Finding Truth in the Pre-Christian Philosophers

snow covered mountain during sunrise

An unusual icon hangs on the icon wall in my living room. It pictures some “pre-Christian philosophers” or “pathfinders of the way.” At the very front of the group of thinkers are St. Paul and St. Justin Martyr. St. Paul holds a scroll with words from Acts 17:23-24, when he preached to the Athenians about their altar to an unknown God, “Therefore what you worship in ignorance, this I proclaim to you. The God who made the world and all things in it, since he is Lord of heaven and earth …” St. Justin’s scroll reads from his writings, “Come, be taught; become as I am, for I, too, was as ye are.” Behind St. Justin and St. Paul are The Sybil of Erythraea, Socrates, Plato, Solon, Aristotle, Pythagoras, Thucydides, Apollonios, and Homer, all of whom were philosophers or writers who discovered important truths that the Church has used in her theology.

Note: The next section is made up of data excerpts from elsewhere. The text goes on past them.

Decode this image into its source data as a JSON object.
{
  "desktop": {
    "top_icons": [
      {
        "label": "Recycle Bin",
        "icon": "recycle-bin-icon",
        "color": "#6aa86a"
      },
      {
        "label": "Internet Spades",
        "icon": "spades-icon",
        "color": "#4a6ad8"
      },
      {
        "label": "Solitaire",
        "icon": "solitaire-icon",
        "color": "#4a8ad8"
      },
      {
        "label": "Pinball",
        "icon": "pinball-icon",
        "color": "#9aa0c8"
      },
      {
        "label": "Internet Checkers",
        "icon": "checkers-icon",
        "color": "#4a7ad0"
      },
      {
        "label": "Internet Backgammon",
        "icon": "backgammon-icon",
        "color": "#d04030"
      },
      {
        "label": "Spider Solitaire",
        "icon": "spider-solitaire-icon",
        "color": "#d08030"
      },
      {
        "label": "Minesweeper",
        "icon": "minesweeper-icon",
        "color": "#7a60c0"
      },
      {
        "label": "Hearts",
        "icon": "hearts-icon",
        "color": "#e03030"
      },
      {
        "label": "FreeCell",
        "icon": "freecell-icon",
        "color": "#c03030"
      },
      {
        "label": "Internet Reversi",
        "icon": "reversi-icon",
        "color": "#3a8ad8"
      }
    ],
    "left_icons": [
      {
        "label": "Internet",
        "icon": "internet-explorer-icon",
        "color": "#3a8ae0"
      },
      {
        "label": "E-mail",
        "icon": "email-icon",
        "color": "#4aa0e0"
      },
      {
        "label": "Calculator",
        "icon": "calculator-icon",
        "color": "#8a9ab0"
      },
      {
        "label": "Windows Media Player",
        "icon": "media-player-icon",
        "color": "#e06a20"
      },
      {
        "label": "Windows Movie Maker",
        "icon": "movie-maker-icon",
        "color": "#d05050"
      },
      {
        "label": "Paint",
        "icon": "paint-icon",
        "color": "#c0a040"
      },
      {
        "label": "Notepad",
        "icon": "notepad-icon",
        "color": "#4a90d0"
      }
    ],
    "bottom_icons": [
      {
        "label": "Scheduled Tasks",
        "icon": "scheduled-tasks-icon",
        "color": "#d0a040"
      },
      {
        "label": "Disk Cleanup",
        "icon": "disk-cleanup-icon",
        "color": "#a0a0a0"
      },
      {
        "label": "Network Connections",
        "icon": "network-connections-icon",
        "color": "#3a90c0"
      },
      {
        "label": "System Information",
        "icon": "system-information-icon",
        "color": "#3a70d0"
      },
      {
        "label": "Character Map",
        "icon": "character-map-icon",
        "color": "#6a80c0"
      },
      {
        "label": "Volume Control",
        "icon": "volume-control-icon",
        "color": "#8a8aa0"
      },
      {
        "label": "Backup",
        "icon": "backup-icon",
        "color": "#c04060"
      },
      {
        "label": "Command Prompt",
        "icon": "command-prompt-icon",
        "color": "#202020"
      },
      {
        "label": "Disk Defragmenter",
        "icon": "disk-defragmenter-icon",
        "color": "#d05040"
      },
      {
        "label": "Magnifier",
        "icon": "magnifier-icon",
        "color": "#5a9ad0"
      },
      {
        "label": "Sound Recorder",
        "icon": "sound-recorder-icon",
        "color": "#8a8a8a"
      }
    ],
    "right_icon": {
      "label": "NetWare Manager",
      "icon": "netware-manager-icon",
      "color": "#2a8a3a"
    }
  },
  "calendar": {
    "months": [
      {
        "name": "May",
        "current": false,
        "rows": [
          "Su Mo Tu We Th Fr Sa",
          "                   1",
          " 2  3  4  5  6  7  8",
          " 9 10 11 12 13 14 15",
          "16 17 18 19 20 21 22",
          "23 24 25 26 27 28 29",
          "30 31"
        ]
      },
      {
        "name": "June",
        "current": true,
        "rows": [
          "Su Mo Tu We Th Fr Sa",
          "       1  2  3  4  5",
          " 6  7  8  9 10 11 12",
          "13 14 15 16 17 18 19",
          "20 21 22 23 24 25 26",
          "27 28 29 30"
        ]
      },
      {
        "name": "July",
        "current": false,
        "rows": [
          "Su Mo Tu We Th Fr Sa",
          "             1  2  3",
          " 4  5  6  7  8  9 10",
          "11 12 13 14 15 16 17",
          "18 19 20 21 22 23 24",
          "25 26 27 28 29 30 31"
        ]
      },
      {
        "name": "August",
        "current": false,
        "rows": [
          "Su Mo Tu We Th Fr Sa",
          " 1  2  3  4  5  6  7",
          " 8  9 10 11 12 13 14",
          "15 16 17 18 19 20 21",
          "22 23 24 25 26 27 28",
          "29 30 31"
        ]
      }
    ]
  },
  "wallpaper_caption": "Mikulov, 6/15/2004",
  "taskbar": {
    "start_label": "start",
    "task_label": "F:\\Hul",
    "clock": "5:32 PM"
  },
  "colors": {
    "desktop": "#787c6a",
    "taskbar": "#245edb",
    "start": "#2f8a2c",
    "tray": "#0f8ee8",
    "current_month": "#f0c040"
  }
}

St. Justin wrote to Greeks and Romans about how the Christians “teach the same things as the poets and philosophers whom you honor, and on other points are fuller and more divine in our teaching” (The First Apology, Chapter 20). It has been a long custom in Christianity to take what is true in the thought of a philosopher and in the traditions of a culture and to “baptize” it by drawing it into the tradition and truths of the Catholic Church. This adds to the fullness of our faith, especially as we acknowledge that God can choose to reveal truths to and work in the hearts of any of his human creatures. However, when we do this, we must do so cautiously and be careful to only accept what is actually true in these works.